Abstract
Background:
There is variability in the extent of outcome achievement between computerized insulin infusion programs (CIIPs) and paper-based protocols (PBPs). This reported variability may be improved by intensive CIIP training prior to implementation. The objective was to evaluate the impact of a CIIP following intensive nurse training versus a PBP in a critical care setting.
Methods:
A retrospective cohort study was performed on patients admitted to a mixed intensive care unit comparing glucose control between the CIIP following intensive training and a PBP. Consecutive patients on each protocol were assessed to obtain glucose concentrations and outcomes.

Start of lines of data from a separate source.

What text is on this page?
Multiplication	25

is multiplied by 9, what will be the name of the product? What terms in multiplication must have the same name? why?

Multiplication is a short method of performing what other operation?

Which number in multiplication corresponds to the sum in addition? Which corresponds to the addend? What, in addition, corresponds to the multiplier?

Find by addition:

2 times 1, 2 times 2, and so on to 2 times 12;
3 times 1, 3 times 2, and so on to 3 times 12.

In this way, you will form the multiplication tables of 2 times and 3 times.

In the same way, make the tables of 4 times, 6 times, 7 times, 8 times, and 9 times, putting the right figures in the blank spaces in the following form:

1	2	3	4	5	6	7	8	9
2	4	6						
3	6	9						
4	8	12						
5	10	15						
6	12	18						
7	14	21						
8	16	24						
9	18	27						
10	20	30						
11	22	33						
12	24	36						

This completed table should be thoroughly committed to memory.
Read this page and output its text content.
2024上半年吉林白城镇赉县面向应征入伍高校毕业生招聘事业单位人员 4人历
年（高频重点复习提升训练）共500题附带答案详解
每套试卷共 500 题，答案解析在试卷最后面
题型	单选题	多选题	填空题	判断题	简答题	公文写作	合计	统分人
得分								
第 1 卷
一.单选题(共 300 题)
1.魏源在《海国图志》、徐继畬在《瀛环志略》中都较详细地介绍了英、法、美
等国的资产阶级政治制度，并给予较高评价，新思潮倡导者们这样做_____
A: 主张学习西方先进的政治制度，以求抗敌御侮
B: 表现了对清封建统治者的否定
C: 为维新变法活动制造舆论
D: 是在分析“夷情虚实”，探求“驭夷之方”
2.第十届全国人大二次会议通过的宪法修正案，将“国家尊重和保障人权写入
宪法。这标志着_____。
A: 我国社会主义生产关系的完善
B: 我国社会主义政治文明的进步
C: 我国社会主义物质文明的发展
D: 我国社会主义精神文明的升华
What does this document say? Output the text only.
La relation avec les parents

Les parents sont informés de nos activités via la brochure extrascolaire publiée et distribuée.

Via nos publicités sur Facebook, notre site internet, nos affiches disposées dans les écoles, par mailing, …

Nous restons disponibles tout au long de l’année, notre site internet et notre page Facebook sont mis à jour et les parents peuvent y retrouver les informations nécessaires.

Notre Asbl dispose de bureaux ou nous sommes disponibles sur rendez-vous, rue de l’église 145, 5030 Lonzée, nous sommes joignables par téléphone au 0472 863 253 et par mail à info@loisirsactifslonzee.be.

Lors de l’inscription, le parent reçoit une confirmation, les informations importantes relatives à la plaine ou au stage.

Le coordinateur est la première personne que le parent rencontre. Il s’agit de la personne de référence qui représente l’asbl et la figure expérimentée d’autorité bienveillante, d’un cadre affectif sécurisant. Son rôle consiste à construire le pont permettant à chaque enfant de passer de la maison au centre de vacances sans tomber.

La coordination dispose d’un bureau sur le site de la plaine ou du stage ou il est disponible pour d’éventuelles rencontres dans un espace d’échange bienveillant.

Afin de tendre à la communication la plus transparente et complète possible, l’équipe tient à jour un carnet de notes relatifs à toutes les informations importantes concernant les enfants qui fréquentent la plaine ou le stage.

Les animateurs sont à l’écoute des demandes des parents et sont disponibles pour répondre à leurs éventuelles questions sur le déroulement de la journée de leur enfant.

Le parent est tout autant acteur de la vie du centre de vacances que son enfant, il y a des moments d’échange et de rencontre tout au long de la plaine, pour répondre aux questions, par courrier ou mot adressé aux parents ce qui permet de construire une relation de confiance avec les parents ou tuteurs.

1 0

The primary measure was the percentage of blood glucose values within target range (90–130 mg/dL). Patient glucose values were pooled and assessed using the χ2 test for independence.
Results:
In total, 61 patients with 5,495 glucose tests were included in the PBP group, and 51 patients with 5,645 glucose tests in the CIIP group. A greater percentage of glucose tests was within target range in the CIIP group (68.4% vs. 36.5%, P<0.001). In the CIIP group, time-to-target (median [interquartile range] 5 [3–8] h vs. 7 [4–20] h, P=0.02) and severe hypoglycemic events were reduced (26 vs. 6, P<0.0001).
Conclusions:
The nurse-driven CIIP led to a higher percentage of glucose values within target range, faster achievement of target glucose values, and a reduction in the number of severe hypoglycemic events. This improved outcome achievement compared with previous reports may be associated with intensive user training.